/ 26 February 1999

From a Scrawl to the screen

Matthew Krouse

Scrawl ’99 is South Africa’s answer to the kind of screenwriter’s education run by the Performing Arts Laboratory (PAL) in Britain, and the Sundance Institute in the United States. Its second annual 10-day workshop begins on March 5, again at the Monkey Valley resort outside Cape Town.

In its first year of existence the Scrawl organisers were able to set up special relations with some of the film world’s most credible learning and development incentives. These have included the Rotterdam Cinemart, and the Netherlands Hubert Bals Fund that has offered selected Scrawl scripts development funding.

The Sundance Institute has assisted Scrawl in selecting its tutors, and PAL has invited Scrawl participants to submit scripts for its laboratories in Kent.

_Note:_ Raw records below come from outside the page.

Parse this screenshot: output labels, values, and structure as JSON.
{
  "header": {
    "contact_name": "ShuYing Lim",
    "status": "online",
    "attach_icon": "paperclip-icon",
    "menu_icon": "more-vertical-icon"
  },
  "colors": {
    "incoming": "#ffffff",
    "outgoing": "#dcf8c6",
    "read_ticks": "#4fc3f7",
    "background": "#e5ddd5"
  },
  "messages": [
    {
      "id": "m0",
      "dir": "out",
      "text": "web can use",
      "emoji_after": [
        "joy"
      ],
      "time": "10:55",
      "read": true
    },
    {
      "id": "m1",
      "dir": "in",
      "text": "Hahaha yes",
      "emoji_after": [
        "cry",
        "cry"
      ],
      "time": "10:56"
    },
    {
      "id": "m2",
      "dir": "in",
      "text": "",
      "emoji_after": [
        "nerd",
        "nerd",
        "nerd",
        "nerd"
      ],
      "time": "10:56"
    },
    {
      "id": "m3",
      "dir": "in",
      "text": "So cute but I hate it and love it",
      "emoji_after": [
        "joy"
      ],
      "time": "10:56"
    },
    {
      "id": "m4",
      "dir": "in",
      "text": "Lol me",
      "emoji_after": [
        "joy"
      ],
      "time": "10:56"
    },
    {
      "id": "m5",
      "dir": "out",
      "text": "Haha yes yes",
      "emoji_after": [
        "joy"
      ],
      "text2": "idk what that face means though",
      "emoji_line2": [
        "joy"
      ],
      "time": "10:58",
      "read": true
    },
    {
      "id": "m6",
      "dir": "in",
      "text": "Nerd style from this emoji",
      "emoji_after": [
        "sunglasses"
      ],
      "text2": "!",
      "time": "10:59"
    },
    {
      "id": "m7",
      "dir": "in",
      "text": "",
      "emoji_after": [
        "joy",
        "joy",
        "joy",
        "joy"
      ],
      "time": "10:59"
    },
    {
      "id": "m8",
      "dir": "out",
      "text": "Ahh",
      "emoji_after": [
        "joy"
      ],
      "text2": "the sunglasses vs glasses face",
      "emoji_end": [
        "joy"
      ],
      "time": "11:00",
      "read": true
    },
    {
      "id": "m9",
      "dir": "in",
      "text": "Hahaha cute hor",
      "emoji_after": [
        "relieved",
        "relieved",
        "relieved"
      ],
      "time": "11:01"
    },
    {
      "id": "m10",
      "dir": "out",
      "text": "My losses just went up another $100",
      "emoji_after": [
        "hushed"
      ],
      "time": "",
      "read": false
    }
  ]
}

This year’s selection includes 12 complete scripts by the following new screenwriters: Nancy Duiguid, Madeleine Sheahan and Peter Day, David Dunn, Zanenkosi Motha, Rodney Ballenden, Khalo Matabane and Thumi Mahabane, Teboho Mahlatsi, Cheryl Johnson, Tertius Meintjies, Andrew Jones and William Makgoba, Lindy Wilson and Peter Morris.

Subjects range from Nancy Duiguid’s A Sense of Belonging, based on the life of Bessie Head, to Rodney Ballenden’s Live about the notorious Foster gang to Khalo Matabane’s Shadows, concerning an exiled freedom fighter.

Dramatised script readings and film viewings accompany group discussions. This year’s proceedings will again be led by Colin Vaines, head of the Film Consortium in Britain.